Climate deal gives Ireland’s agriculture a green light

The Taoiseach, Enda Kenny, has secured a climate deal for Ireland that recognises the importance of agriculture to the economy, as the latest climate change negotiations in the EU don’t put specific demands on individual countries.

Last night, an agreement was reached by European leaders to reduce greenhouse gas (GHG) emissions over the next 15 years. At the EU Summit, Irish Taoiseach had looked for Ireland to receive special treatment due to its reliance on agriculture.

The agreement that individual countries would not have individual targets ensures this. While individual country targets were not set, an overall target was – to reduce emissions by 40% of the EU’s 1990 levels. According to reports from the meeting, the multiple objectives of the agriculture and land use sector, with their lower mitigation potential, should be acknowledged, as well as the need to ensure coherence between the EU’s food safety and climate change objectives.

This, in effect, gives Ireland a green light to continue plans for increased cattle numbers in light of the abolition of milk quotas next year.

The agreement said the European Commission must examine the best means of encouraging the sustainable intensification of food production, while optimising the sector’s contribution to greenhouse gas mitigation and sequestration, including through afforestation to help the environment.

This means that Ireland will be permitted to offset high levels of methane emissions from agriculture against other ‘green’ measures including forestry, grasslands and bogs, which absorb carbon.

European Council President Herman Van Rompuy said the deal sets Europe on an ambitious yet cost-effective climate and energy path. “Climate  change is one of the biggest challenges of mankind. Ultimately, this is about survival. It is the example of a long-term policy.”

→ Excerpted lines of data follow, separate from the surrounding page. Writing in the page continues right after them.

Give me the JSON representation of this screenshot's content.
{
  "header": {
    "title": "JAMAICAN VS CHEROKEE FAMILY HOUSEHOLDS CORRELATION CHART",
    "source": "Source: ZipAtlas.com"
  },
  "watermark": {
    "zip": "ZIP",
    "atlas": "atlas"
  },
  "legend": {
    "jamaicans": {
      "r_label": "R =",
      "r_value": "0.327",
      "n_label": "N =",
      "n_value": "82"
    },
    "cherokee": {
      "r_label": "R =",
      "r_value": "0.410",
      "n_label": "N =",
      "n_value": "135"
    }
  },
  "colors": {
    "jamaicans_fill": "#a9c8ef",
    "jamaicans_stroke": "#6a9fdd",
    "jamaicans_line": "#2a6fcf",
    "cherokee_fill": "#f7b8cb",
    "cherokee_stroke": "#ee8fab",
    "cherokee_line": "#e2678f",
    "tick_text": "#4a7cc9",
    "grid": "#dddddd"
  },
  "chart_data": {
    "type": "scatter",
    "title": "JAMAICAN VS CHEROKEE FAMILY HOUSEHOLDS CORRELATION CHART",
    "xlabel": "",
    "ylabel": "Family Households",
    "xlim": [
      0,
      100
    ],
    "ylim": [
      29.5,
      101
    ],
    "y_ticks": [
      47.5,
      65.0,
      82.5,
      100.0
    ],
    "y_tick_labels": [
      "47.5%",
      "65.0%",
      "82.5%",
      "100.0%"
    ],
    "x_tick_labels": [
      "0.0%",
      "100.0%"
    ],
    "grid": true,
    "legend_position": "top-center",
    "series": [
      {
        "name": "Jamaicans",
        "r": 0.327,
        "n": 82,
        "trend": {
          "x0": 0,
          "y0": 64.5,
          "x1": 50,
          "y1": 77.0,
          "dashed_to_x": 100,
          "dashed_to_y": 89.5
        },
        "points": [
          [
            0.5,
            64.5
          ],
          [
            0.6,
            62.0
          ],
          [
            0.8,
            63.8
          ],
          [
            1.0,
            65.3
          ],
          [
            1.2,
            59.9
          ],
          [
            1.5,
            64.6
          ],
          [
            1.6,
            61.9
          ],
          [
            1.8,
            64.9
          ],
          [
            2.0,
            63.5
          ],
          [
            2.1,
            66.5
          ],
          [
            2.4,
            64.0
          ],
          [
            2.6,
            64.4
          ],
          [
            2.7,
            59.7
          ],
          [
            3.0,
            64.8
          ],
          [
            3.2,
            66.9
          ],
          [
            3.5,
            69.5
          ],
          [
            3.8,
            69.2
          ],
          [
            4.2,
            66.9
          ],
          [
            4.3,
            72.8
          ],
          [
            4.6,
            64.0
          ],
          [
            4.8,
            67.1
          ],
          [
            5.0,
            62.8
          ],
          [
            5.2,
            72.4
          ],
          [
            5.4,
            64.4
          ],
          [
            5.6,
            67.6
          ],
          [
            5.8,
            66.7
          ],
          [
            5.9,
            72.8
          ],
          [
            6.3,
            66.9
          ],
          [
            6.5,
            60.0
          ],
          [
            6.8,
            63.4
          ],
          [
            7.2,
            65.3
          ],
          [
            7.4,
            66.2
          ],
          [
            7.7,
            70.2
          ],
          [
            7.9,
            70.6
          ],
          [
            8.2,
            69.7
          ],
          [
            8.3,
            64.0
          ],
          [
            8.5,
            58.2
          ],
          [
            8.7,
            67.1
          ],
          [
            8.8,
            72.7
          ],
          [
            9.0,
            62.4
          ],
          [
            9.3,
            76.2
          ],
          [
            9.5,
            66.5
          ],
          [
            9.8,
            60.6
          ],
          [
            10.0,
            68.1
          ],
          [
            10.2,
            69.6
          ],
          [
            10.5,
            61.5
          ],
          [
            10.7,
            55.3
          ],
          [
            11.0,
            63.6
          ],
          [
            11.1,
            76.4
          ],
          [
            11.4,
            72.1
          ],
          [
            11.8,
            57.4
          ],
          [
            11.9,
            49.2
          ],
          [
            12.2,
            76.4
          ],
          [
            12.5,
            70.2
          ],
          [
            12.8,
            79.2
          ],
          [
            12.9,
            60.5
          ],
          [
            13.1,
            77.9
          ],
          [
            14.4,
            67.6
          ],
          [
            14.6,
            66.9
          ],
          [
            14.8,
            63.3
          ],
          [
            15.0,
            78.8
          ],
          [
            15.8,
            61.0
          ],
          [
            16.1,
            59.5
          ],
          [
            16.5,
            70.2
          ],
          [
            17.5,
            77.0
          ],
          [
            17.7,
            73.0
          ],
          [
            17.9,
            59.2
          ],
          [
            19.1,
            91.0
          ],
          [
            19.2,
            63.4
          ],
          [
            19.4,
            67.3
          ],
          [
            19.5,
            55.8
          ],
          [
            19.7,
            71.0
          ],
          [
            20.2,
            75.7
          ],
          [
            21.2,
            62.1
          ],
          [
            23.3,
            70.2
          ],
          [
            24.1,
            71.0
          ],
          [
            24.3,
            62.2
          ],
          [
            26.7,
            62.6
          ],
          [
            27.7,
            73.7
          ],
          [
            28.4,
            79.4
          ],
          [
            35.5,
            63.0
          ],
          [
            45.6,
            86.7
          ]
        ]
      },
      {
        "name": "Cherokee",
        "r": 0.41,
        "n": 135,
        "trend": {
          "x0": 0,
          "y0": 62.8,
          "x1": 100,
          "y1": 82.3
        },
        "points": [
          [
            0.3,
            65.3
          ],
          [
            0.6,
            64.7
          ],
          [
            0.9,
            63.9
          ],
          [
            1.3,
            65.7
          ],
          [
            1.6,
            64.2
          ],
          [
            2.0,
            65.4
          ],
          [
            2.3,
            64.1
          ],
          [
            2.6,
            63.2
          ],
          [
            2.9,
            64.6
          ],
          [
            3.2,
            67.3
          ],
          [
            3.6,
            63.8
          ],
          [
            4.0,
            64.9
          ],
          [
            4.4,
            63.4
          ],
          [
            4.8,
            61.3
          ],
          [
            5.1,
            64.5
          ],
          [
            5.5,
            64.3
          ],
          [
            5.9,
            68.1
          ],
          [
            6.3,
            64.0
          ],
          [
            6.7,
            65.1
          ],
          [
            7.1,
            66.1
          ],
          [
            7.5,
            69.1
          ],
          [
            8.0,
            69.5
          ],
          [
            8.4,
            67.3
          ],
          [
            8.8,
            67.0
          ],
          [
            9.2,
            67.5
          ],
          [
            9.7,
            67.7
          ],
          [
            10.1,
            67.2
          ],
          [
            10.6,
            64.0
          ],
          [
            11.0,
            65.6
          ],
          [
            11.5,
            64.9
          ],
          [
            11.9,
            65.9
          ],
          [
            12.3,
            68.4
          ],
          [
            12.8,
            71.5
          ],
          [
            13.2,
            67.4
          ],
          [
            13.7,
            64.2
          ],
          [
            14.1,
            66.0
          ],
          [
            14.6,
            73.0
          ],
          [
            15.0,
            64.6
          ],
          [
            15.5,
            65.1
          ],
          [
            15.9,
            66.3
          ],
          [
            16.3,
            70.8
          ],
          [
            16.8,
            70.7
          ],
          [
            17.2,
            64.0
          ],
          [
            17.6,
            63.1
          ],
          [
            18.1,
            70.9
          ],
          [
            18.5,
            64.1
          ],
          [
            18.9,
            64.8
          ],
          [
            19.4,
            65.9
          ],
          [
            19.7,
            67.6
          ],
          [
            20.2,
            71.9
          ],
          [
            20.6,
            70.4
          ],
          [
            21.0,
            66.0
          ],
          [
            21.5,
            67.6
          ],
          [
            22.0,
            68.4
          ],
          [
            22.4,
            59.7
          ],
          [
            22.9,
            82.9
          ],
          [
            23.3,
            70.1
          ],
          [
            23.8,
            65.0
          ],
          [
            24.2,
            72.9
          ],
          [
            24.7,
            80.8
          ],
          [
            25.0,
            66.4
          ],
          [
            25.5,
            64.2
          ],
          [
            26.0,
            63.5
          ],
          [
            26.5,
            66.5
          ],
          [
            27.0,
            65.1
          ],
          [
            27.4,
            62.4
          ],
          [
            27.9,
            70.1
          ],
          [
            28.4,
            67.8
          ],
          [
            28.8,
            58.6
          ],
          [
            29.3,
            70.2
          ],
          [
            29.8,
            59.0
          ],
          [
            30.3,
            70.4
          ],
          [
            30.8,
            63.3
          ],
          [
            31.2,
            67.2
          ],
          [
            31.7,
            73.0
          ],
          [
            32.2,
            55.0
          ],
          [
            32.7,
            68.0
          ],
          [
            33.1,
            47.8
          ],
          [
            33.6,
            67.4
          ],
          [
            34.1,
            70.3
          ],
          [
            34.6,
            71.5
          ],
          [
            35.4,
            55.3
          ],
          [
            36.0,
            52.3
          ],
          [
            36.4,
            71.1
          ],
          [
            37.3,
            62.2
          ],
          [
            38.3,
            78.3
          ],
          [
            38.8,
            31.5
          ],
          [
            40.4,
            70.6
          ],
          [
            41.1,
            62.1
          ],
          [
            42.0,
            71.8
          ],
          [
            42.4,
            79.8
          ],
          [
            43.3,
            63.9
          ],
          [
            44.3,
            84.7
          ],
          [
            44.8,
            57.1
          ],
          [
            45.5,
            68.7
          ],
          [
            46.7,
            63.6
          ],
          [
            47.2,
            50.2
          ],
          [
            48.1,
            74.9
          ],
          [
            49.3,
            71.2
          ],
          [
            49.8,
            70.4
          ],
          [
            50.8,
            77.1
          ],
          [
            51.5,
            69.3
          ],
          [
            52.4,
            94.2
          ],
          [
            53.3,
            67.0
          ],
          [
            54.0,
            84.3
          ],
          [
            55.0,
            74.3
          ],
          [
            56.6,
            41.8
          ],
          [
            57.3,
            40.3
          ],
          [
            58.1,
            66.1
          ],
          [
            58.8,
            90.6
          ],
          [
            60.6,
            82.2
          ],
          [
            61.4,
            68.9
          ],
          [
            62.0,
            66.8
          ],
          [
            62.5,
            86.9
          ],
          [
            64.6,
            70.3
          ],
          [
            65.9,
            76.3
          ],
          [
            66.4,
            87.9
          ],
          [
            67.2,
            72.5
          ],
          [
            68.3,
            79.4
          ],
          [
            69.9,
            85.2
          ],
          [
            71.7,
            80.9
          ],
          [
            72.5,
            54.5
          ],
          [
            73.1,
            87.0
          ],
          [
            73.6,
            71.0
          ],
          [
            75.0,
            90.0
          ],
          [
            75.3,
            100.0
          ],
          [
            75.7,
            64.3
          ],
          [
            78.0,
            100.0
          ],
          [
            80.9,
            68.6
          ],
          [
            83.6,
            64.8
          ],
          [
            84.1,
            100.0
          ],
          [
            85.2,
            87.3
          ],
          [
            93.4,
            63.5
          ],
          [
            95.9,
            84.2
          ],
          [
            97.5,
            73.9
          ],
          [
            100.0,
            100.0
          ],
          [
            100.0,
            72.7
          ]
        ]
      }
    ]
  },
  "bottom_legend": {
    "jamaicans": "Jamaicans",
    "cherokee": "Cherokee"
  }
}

The Minister for Agriculture, Food and the Marine Simon Coveney welcomed the deal. “I regard this as a vital recognition that we must not seek to reduce greenhouse gas (GHG) emissions by reducing sustainable food production.  Rather we should encourage increased food production, to meet rising global demand, but we must do so in a way that is genuinely sustainable”.

According to Van Rompuy, the main points of the deal are:

  • The climate target: a reduction of at least 40% of greenhouse gas emissions by 2030. This figure, which refers to the classic 1990 baseline, is binding. About half of the effort takes place within the EU-wide ETS; the other half takes place in the non-ETS sectors, with national, yet tradable targets, as I just explained. On greenhouse gas emissions, Europe is on track to deliver its 2020 targets, but we must keep the pace and this is a collective effort.
  • Clean energy. We commit to at least 27% of renewables in 2030. Here we are talking about a share of total energy consumed and the target is binding at EU-level. This is an area where technology is changing fast, and where it is still early to project how behaviours will change, so some of the details will be fleshed out at a later stage…27% by 2030 means that by then Europe will double the share of clean energy.
  • Energy savings. We commit to an increase of at least 27% in energy efficiency. This figure is indicative and compares to 2030 projections based on current consumption and technology. It will be reviewed by 2020, having in mind an EU level of 30%.